What does this mean?
- Morning cortisol: Often lower in ADHD
- Daily rhythm: Can have fewer highs and lows, but not always
- Stress response: Can be blunted, exaggerated, or normal depending on comorbidities, types of stress, and individual biology

Realistically, we don’t understand enough about cortisol and ADHD to make any conclusive remarks, but it’s safe to say ADHD does not automatically mean “high cortisol all the time.”
We don’t know if the average ‘lower cortisol’ is a feature of ADHD or if it is more connected to over-activation of fight-or-flight responses. We also don’t know enough about how it affects subtypes and the overlap with other conditions.
Why this matters
Marketing that aims to frame ADHD as a constant fight-or-flight state often sells “cortisol-lowering” supplements or lifestyle plans. But if your baseline cortisol is already low, further reducing it might not help—and could make you feel worse.

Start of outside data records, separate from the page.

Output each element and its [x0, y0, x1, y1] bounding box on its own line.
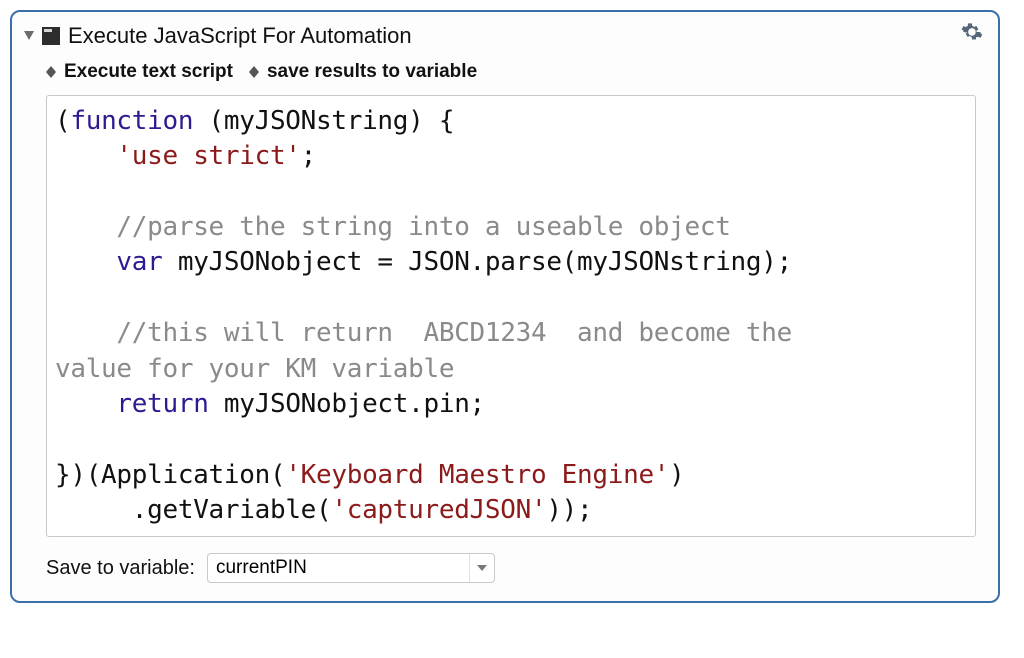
script-textarea[interactable]: (function (myJSONstring) { 'use strict';… — [46, 95, 976, 537]
code-string: 'capturedJSON' — [331, 495, 546, 525]
code-text: myJSONobject.pin; — [209, 389, 485, 419]
mode-stepper[interactable] — [46, 66, 56, 78]
options-row: Execute text script save results to vari… — [24, 57, 986, 91]
save-to-variable-label: Save to variable: — [46, 557, 195, 580]
footer-row: Save to variable: — [24, 549, 986, 587]
code-text: (myJSONstring) { — [193, 106, 454, 136]
code-text: ; — [301, 141, 316, 171]
code-keyword-function: function — [70, 106, 193, 136]
terminal-icon — [42, 27, 60, 45]
mode-label: Execute text script — [64, 61, 233, 83]
variable-name-input[interactable] — [208, 555, 469, 581]
code-string: 'Keyboard Maestro Engine' — [285, 460, 669, 490]
code-string: 'use strict' — [116, 141, 300, 171]
code-keyword-var: var — [116, 247, 162, 277]
code-text: .getVariable( — [55, 495, 331, 525]
action-title: Execute JavaScript For Automation — [68, 23, 960, 49]
header-row: Execute JavaScript For Automation — [24, 16, 986, 57]
code-comment: value for your KM variable — [55, 354, 454, 384]
action-panel: Execute JavaScript For Automation Execut… — [10, 10, 1000, 603]
code-indent — [55, 389, 116, 419]
code-text: })(Application( — [55, 460, 285, 490]
code-text: ) — [669, 460, 684, 490]
variable-name-combo[interactable] — [207, 553, 495, 583]
code-indent — [55, 247, 116, 277]
code-comment: //this will return ABCD1234 and become t… — [55, 318, 807, 348]
code-text: ( — [55, 106, 70, 136]
output-label: save results to variable — [267, 61, 477, 83]
code-text: )); — [546, 495, 592, 525]
output-stepper[interactable] — [249, 66, 259, 78]
code-indent — [55, 141, 116, 171]
code-keyword-return: return — [116, 389, 208, 419]
disclosure-triangle-icon[interactable] — [24, 31, 34, 40]
gear-icon[interactable] — [960, 20, 986, 51]
chevron-down-icon[interactable] — [469, 554, 494, 582]
code-comment: //parse the string into a useable object — [55, 212, 731, 242]
code-text: myJSONobject = JSON.parse(myJSONstring); — [162, 247, 792, 277]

A more useful approach is learning how to regulate your cortisol:
- Support healthy morning cortisol levels (light exposure, consistent wake times)
- Manage anticipatory anxiety and improve stress recovery
- Identify personal triggers for both over- and under-activation of your stress response
- Create consistency in your chaos: eat three meals a day, exercise regularly, etc.
If you read that and thought, “Well, that sounds impossible,” I created two eBooks—The ADHD Guide to Interoception and The ADHD Guide to Nervous System Regulation—with you in mind. These resources teach you how to finally understand your body’s individual needs through a neurodivergent lens while giving you tools to improve how your body responds to stress.
Whether you’re a therapist or you have ADHD yourself, purchase the bundle to finally feel like your body came with a user’s manual.
ADHD and cortisol have a complex relationship. The best way to understand your own stress biology is through a combination of self-awareness, professional evaluation, and context. The key is developing the internal awareness and the skills to understand what state your body is in.